Although most web editors, particularly the WYSIWYG editors, include galleries of templates that can be used to help users get started with their products, some web editors are template-based. An example of a template-based editor is RapidWeaver, produced by Realmac Software.

Non-WYSIWYG editors require users to code the HTML, CSS, JavaScript, and any other languages or scripts required by a web page, although many of these editors will provide shortcuts and other featured designed to make the job easier. Editors designed for the creation of web pages will usually provide syntax highlighting, and may also include keyboard shortcuts that a user can use to quickly insert HTML elements and structures. Other features may include wizards, prompts, auto-completion functions, and tools such as version control, link-checking, validation, code cleanup and formatting, and uploading of the completed product via FTP or another means.

Well-known examples of non-WYSIWYG editors include Arachnophilia, Coda, CoffeeCup, and UltraEdit.

Some web editors are more of a hybrid, requiring users to supply the code, but including a facility that allows the user to view the page as it would appear in a browser. In these editors, there will usually be a field for the insertion of HTML code, and another window that displays the page as it would appear in a browser. Other features might include palette windows, dialog boxes, or widgets for selecting various options.

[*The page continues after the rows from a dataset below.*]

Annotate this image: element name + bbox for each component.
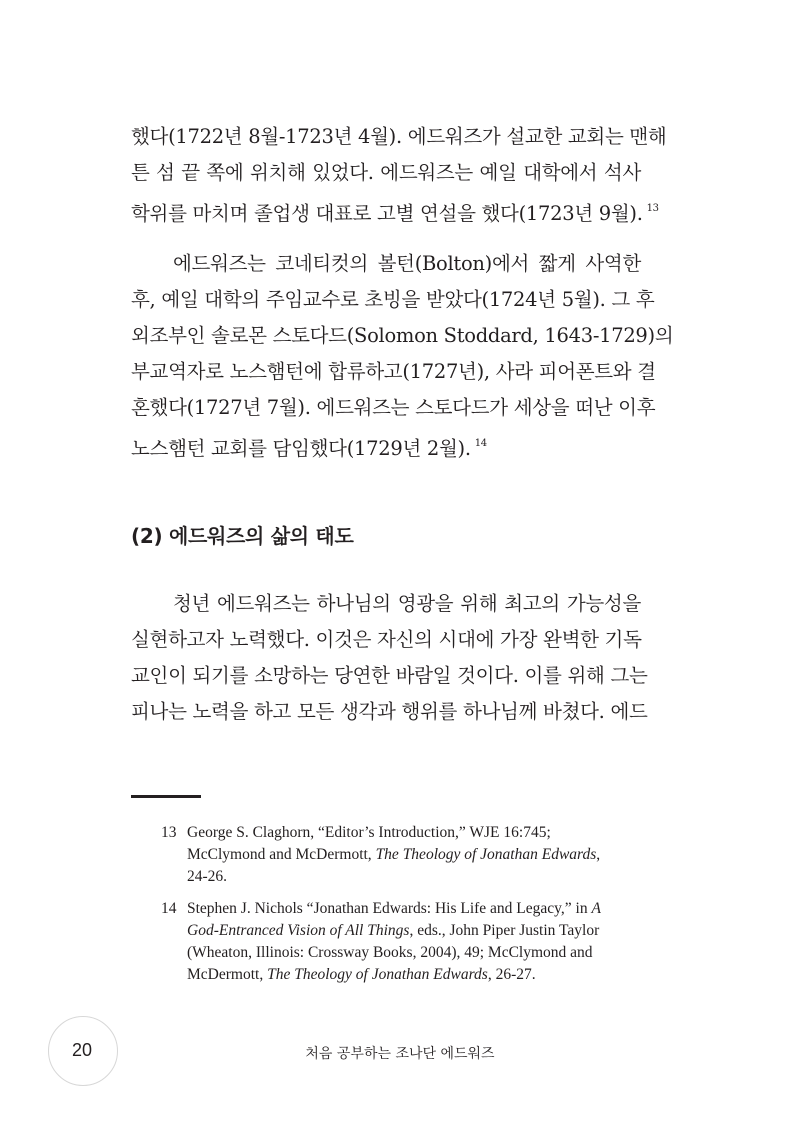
text-line: 했다(1722년 8월-1723년 4월). 에드워즈가 설교한 교회는 맨해 — [131, 125, 667, 148]
footnote-line — [187, 920, 629, 942]
text-line — [131, 191, 659, 227]
text-line: 외조부인 솔로몬 스토다드(Solomon Stoddard, 1643-1729)의 — [131, 324, 674, 347]
text-line: 교인이 되기를 소망하는 당연한 바람일 것이다. 이를 위해 그는 — [131, 664, 648, 687]
text-line: 청년 에드워즈는 하나님의 영광을 위해 최고의 가능성을 — [173, 592, 641, 615]
book-title: The Theology of Jonathan Edwards — [375, 846, 597, 863]
footnote-text: , eds., John Piper Justin Taylor — [409, 922, 600, 939]
text-line: 실현하고자 노력했다. 이것은 자신의 시대에 가장 완벽한 기독 — [131, 628, 642, 651]
text-line: 부교역자로 노스햄턴에 합류하고(1727년), 사라 피어폰트와 결 — [131, 360, 656, 383]
footnote-text: , — [596, 846, 601, 863]
footnote-line — [187, 964, 629, 986]
footnote-number: 14 — [161, 900, 177, 917]
text-line — [131, 426, 641, 462]
footnote-line — [187, 844, 629, 866]
text-line: 후, 예일 대학의 주임교수로 초빙을 받았다(1724년 5월). 그 후 — [131, 288, 655, 311]
footnote-line — [187, 898, 629, 920]
footnote-text: , 26-27. — [487, 966, 536, 983]
text-line-content: 노스햄턴 교회를 담임했다(1729년 2월). — [131, 437, 471, 460]
section-heading: (2) 에드워즈의 삶의 태도 — [131, 524, 354, 548]
footnote-divider — [131, 795, 201, 798]
footnote-line: (Wheaton, Illinois: Crossway Books, 2004), 49; McClymond and — [187, 944, 593, 961]
book-title: God-Entranced Vision of All Things — [187, 922, 410, 939]
footnote-ref-14[interactable]: 14 — [474, 438, 487, 449]
footnote-14 — [161, 898, 629, 986]
book-title: A — [591, 900, 601, 917]
book-title: The Theology of Jonathan Edwards — [267, 966, 488, 983]
text-line: 피나는 노력을 하고 모든 생각과 행위를 하나님께 바쳤다. 에드 — [131, 700, 648, 723]
footnote-ref-13[interactable]: 13 — [646, 203, 659, 214]
text-line: 에드워즈는 코네티컷의 볼턴(Bolton)에서 짧게 사역한 — [173, 252, 641, 275]
footnote-text: Stephen J. Nichols “Jonathan Edwards: His Life and Legacy,” in — [187, 900, 592, 917]
text-line-content: 학위를 마치며 졸업생 대표로 고별 연설을 했다(1723년 9월). — [131, 202, 643, 225]
paragraph-1 — [131, 119, 667, 227]
text-line: 혼했다(1727년 7월). 에드워즈는 스토다드가 세상을 떠난 이후 — [131, 396, 656, 419]
footnote-line: 24-26. — [187, 868, 228, 885]
page-number: 20 — [71, 1039, 93, 1060]
footnotes — [161, 822, 629, 996]
footnote-number: 13 — [161, 824, 177, 841]
paragraph-3 — [131, 586, 648, 730]
running-title: 처음 공부하는 조나단 에드워즈 — [305, 1046, 495, 1062]
footnote-text: McDermott, — [187, 966, 268, 983]
footnote-line: George S. Claghorn, “Editor’s Introduction,” WJE 16:745; — [187, 824, 551, 841]
paragraph-2 — [131, 246, 674, 462]
footnote-13 — [161, 822, 629, 888]
footnote-text: McClymond and McDermott, — [187, 846, 376, 863]
text-line: 튼 섬 끝 쪽에 위치해 있었다. 에드워즈는 예일 대학에서 석사 — [131, 161, 641, 184]
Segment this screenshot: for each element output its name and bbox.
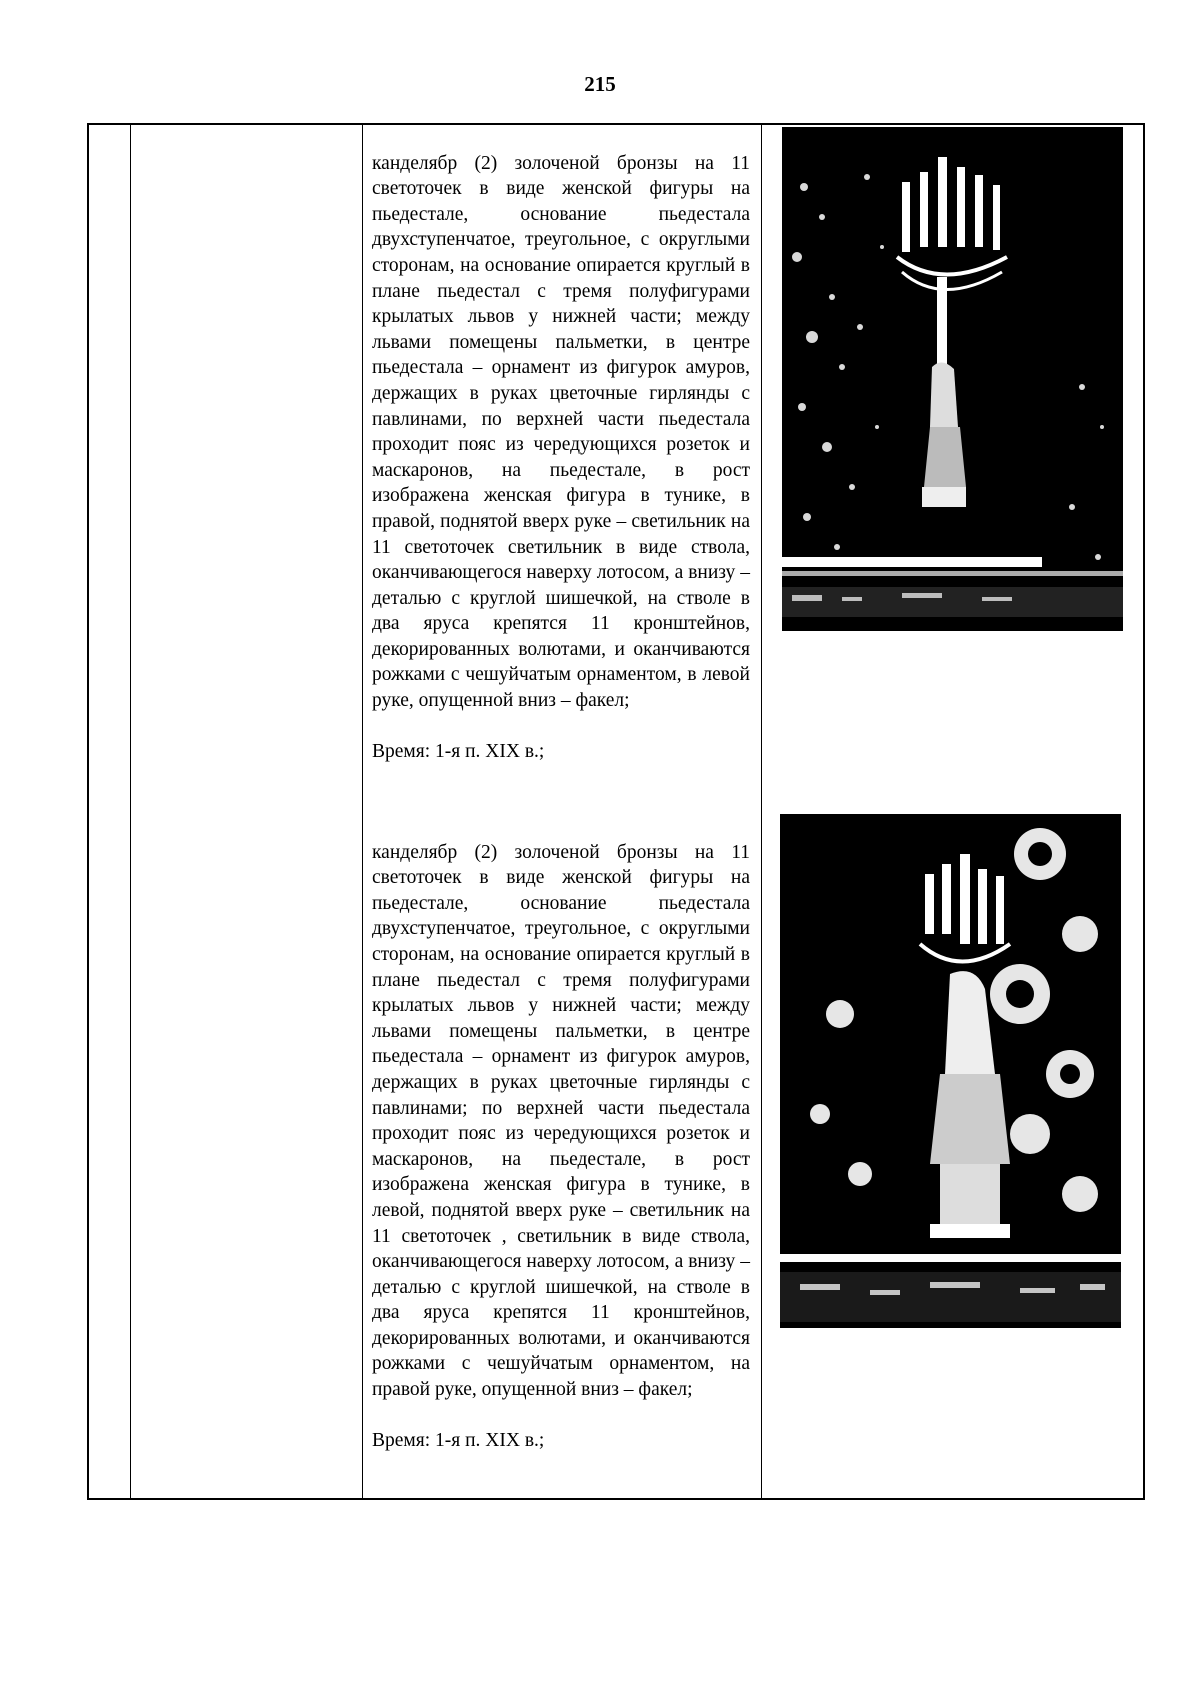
entry-1-date: Время: 1-я п. XIX в.; <box>372 741 545 763</box>
inventory-table <box>87 123 1145 1500</box>
entry-1-text-cell <box>372 125 750 790</box>
entry-2-date: Время: 1-я п. XIX в.; <box>372 1430 545 1452</box>
entry-2-text-cell <box>372 814 750 1479</box>
page-number: 215 <box>584 72 616 96</box>
column-divider-3 <box>761 125 762 1498</box>
entry-1-description: канделябр (2) золоченой бронзы на 11 светоточек в виде женской фигуры на пьедестале, основание пьедестала двухступенчатое, треугольное, с округлыми сторонам, на основание опирается круглый в плане пьедестал с тремя полуфигурами крылатых львов у нижней части; между львами помещены пальметки, в центре пьедестала – орнамент из фигурок амуров, держащих в руках цветочные гирлянды с павлинами, по верхней части пьедестала проходит пояс из чередующихся розеток и маскаронов, на пьедестале, в рост изображена женская фигура в тунике, в правой, поднятой вверх руке – светильник на 11 светоточек светильник в виде ствола, оканчивающегося наверху лотосом, а внизу – деталью с круглой шишечкой, на стволе в два яруса крепятся 11 кронштейнов, декорированных волютами, и оканчиваются рожками с чешуйчатым орнаментом, в левой руке, опущенной вниз – факел; <box>372 152 750 712</box>
entry-1-candelabrum-photo <box>782 127 1123 631</box>
entry-2-description: канделябр (2) золоченой бронзы на 11 светоточек в виде женской фигуры на пьедестале, основание пьедестала двухступенчатое, треугольное, с округлыми сторонам, на основание опирается круглый в плане пьедестал с тремя полуфигурами крылатых львов у нижней части; между львами помещены пальметки, в центре пьедестала – орнамент из фигурок амуров, держащих в руках цветочные гирлянды с павлинами; по верхней части пьедестала проходит пояс из чередующихся розеток и маскаронов, на пьедестале, в рост изображена женская фигура в тунике, в левой, поднятой вверх руке – светильник на 11 светоточек , светильник в виде ствола, оканчивающегося наверху лотосом, а внизу – деталью с круглой шишечкой, на стволе в два яруса крепятся 11 кронштейнов, декорированных волютами, и оканчиваются рожками с чешуйчатым орнаментом, на правой руке, опущенной вниз – факел; <box>372 841 750 1401</box>
column-divider-1 <box>130 125 131 1498</box>
column-divider-2 <box>362 125 363 1498</box>
entry-2-candelabrum-photo <box>780 814 1121 1328</box>
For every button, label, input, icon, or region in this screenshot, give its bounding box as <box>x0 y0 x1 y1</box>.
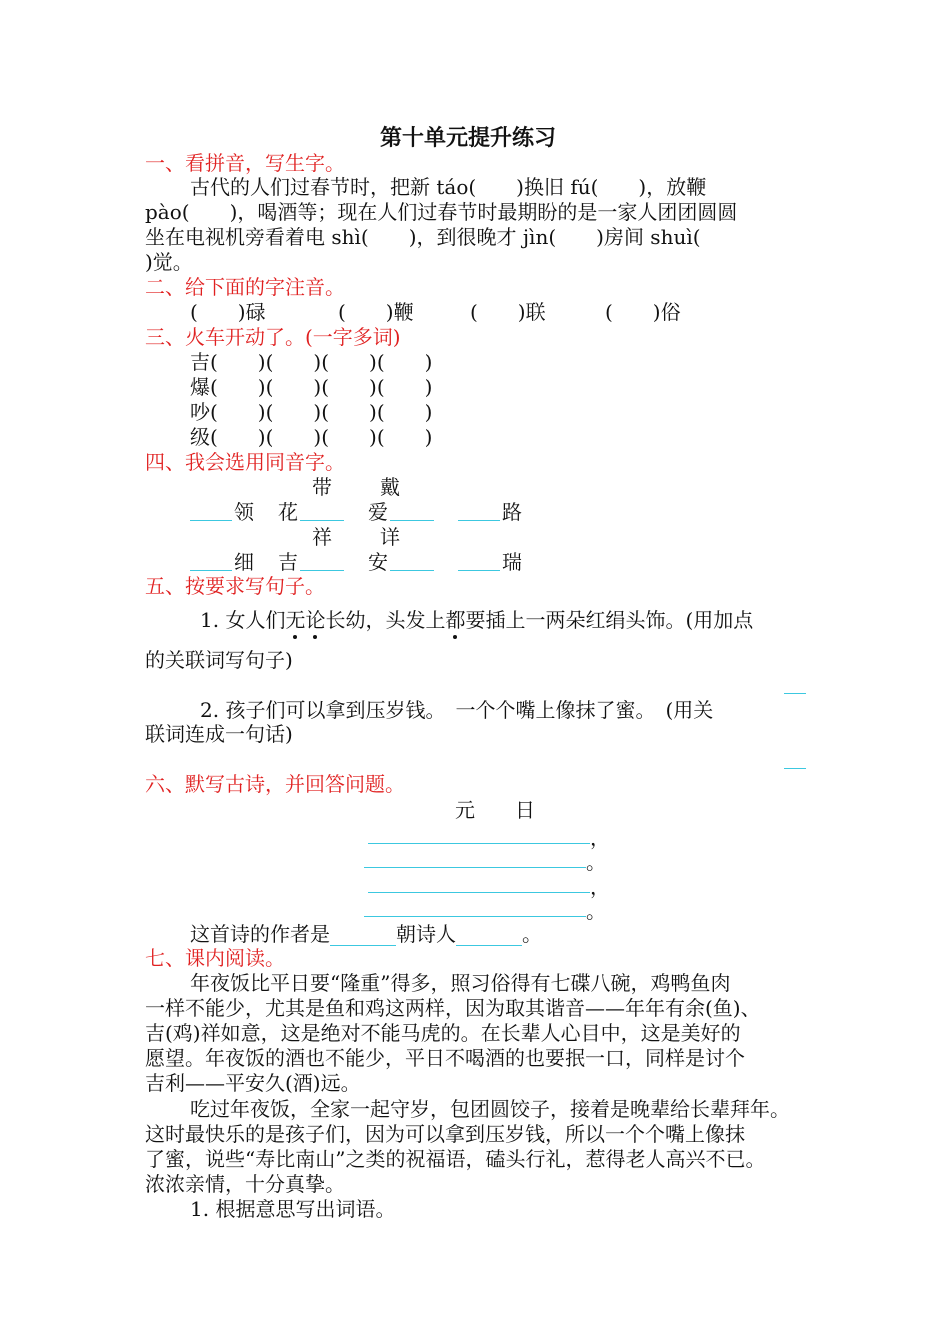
q1-dot-char-2: 论 <box>305 608 326 632</box>
s4-blank-3[interactable] <box>390 520 434 521</box>
poem-title: 元 日 <box>455 798 535 822</box>
q1-post: 要插上一两朵红绢头饰。(用加点 <box>465 608 754 632</box>
author-text-a: 这首诗的作者是 <box>190 922 330 946</box>
reading-p1-line-5: 吉利——平安久(酒)远。 <box>145 1071 361 1095</box>
s3-row-1: 吉( )( )( )( ) <box>190 350 433 374</box>
s4-blank-1[interactable] <box>190 520 232 521</box>
poem-line-4-blank[interactable] <box>364 916 586 917</box>
author-text-b: 朝诗人 <box>396 922 456 946</box>
s4-blank-7[interactable] <box>390 570 434 571</box>
s4-option-1a: 带 <box>312 475 332 499</box>
s4-blank-2[interactable] <box>300 520 344 521</box>
poem-line-3-punct: ， <box>590 875 610 899</box>
s4-blank-5[interactable] <box>190 570 232 571</box>
section-4-heading: 四、我会选用同音字。 <box>145 450 345 474</box>
q1-dot-char-3: 都 <box>445 608 466 632</box>
s4-word-7: 安 <box>368 550 388 574</box>
s1-line-2: pào( )，喝酒等；现在人们过春节时最期盼的是一家人团团圆圆 <box>145 200 738 224</box>
s2-item-1: ( )碌 <box>190 300 266 324</box>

Not every piece of software that can be used to create a webpage is appropriate in this category, however.

Webpages may be created in a regular text editor or in an editor designed for programming. Unless the editor is designed specifically for HTML or website creation, a more appropriate category would be the Text & Code Editors category.

Similarly, a significant portion of the websites on the Internet was created through a content management system (CMS) or blogging platform. However, the Content Management Systems category or the Blogs category would be more specific for these types of applications, and online editors, such as Weebly, are listed in the Web Design & Development category. The most appropriate category for any resource is the one that is most specific to its content.